A user comes back to talk to their agent the next day.

  1. Turn arrives. Runtime receives a turn for (agent_id, conversation_anchor_id).
  2. Runtime calls cognition bridge for memory. Asks for relevant memory under the agent + participant bank scopes (AGENT_DYADIC + AGENT_CORE per admitted policy).
  3. Cognition returns memory. Bounded by the bank scope and prompt-lane separation rules.
  4. Runtime calls cognition bridge for knowledge. If the turn needs facts (e.g., agent has a knowledge base bound to its profile), ask the knowledge service.
  5. Knowledge returns matched facts. Through the admitted retrieval surface.
  6. Runtime assembles the turn. Memory + knowledge participate in prompt serving under admitted prompt-lane separation.
  7. Agent responds. Turn lifecycle proceeds per runtime-agent-service-contract.md.

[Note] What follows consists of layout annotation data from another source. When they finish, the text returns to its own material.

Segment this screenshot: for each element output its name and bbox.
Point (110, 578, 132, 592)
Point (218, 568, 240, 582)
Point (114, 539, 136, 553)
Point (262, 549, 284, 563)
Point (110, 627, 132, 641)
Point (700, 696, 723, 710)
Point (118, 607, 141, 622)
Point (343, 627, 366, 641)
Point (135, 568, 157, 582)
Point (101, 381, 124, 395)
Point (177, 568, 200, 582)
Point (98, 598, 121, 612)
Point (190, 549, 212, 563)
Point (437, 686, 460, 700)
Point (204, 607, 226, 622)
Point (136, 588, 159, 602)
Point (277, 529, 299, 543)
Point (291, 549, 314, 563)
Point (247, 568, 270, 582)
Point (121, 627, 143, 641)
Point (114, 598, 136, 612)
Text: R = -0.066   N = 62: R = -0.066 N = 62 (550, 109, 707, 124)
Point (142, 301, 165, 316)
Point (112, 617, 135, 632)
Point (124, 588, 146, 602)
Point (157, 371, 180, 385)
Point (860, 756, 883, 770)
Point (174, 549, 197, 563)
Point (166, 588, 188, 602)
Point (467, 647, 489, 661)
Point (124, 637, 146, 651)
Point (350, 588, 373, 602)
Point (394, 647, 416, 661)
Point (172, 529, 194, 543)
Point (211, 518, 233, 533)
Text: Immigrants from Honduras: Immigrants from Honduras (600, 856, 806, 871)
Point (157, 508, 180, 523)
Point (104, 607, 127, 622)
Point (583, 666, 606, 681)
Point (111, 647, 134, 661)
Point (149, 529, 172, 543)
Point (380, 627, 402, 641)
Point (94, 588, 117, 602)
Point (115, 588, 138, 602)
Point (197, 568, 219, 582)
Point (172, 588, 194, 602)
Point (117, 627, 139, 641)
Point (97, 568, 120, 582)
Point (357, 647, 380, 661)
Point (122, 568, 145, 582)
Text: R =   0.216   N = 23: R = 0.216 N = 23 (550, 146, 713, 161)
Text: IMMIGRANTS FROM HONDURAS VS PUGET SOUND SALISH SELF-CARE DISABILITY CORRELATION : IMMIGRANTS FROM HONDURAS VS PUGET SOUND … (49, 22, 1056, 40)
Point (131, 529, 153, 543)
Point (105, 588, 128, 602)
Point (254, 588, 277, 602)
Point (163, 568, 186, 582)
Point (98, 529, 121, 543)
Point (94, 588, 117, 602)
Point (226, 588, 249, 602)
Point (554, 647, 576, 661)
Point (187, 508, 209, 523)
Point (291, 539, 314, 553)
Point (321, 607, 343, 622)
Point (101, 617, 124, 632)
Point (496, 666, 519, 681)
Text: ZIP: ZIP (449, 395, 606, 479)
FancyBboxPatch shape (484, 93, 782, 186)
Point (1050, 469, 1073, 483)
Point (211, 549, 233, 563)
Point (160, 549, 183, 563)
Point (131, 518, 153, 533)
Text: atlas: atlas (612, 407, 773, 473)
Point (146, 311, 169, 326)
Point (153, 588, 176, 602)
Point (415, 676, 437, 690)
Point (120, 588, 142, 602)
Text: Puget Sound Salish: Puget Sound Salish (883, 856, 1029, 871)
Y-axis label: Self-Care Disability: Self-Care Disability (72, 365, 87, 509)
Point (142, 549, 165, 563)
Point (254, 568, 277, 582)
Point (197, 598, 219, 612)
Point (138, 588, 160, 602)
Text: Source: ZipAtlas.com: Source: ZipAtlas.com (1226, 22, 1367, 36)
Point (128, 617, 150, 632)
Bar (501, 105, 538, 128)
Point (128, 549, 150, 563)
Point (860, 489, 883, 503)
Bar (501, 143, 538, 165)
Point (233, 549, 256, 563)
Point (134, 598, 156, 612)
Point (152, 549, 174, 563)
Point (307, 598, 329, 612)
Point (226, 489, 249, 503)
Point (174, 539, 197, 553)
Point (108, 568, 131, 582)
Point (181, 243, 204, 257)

Both services participated. Neither absorbed the other. Runtime consumed both through the bridge; runtime did not redefine either.

Reader Scenario: A Memory Write After A Turn

After the turn completes, the agent's behavior may admit a memory write.

  1. Memory write candidate emerges. Per the agent's admitted memory-write rules.
  2. Cognition admits. The write enters memory under the admitted bank scope (AGENT_DYADIC for this participant).
  3. Other participants unaffected. Cross-participant scope is honored; the write is not visible to other participants' dyadic memory.

Reader Scenario: A Knowledge Curation Update

A maintainer updates a fact in a knowledge base used by many agents.

  1. Curation flow updates. Knowledge base entry is updated.
  2. Future retrievals see new fact. The next time agents query this knowledge base, they retrieve the updated fact.
  3. Memory unchanged. Past per-participant memory snapshots are not silently rewritten. If a memory referenced the old fact, the reference graph (see Reference Graph) shows the relationship; cleanup decisions are explicit.

The boundary keeps "knowledge changed" from silently mutating "what this user once said."

What This Composition Does Not Do

  • It does not let runtime absorb cognition.
  • It does not let memory absorb knowledge or vice-versa.
  • It does not let app code skip the bridge for direct consume.
  • It does not allow cross-participant memory leak through shared knowledge bases.

Boundary Summary

ConcernOwner
Standalone cognition authoritycognition/kernel/cognition-contract.md (C-COG-*)
Memory service truthmemory-service-contract.md
Knowledge service truthknowledge-service-contract.md
Runtime consume bridgeruntime-bridge-contract.md
Prompt serving (with lane separation)prompt-serving-contract.md (see Prompt Lanes)

Source Basis

Nimi AI open world platform documentation.